For instance, I set myself a very specific deadline for this blog post. But before I get started, I think about smaller sub-tasks of this writing task. Like working on an outline and then writing the first paragraph, for instance!
This way, I can clearly see what steps I need to take in order to complete the overall task. I found that this approach reduces anxiety a zillion time!
Acknowledge Unhelpful Thoughts and Feelings
Luck is an attitude, they say. Your approach and mood largely determine the outcome of any endeavor. Not because of cosmic powers or law, but because our feelings and thoughts affect how we act.
Some thoughts and feelings you have only contribute to your fear and discomfort. Don’t struggle with them or try to stop them.
Such thoughts are a natural response of your mind to stress and challenges!
However, when you experience those types of thoughts, be aware that they are exaggerated and pre-magnified. Shift your focus off the oughts and feelings and into your tasks & goals. Take action in line instead!
In my personal opinion, managing expectations is a widely underrated skill. We often feel demotivated when we aim for unachievable things and consequently do not get what we anticipated.
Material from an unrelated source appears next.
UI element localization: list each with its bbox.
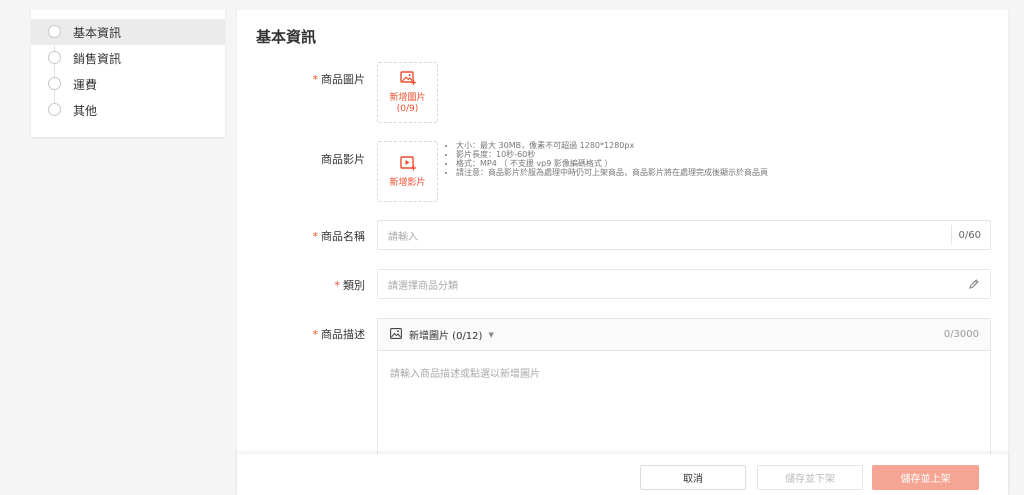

When our expectations do not come true, we develop an anxiety against trying again! If this pattern becomes too frequent, we hesitate to take new opportunities because of the fear of failure. It becomes a habit, remember?!
Schedule Your Motivation
If you are procrastinating, it means that you try to avoid any big tasks on your to-do list. In the best-case scenario, you start with the easiest ones & when you are done with them, you simply do not have time or energy to complete important ones.
Just remember how many times you came to the office and spent a whole day on meaningless, small things. I bet you have done this many times. So have I!
Setting a schedule for yourself might seem like a simple solution for this problem, but it puts your decision-making on autopilot by giving a timeline for your actions.
Don’t wait. The time will never be just right. If you have a habit of procrastination, you will always find excuses for not doing something. Start with important things. Get them done as soon as you can.
I have a question for you: Which comes first — motivation or action?
If you answer in action, then I would consider that this article was helpful!
We have all procrastinated at some point. You may tell yourself things like “There are so many other things I’d rather be doing!” and “There’s plenty of time, I’ll get to that later”, or “I work better under pressure, so I don’t need to do it right away!”
However, procrastination can become chronic and habitual. If you are noticing that, be aware that acting and actually doing something is the only way out.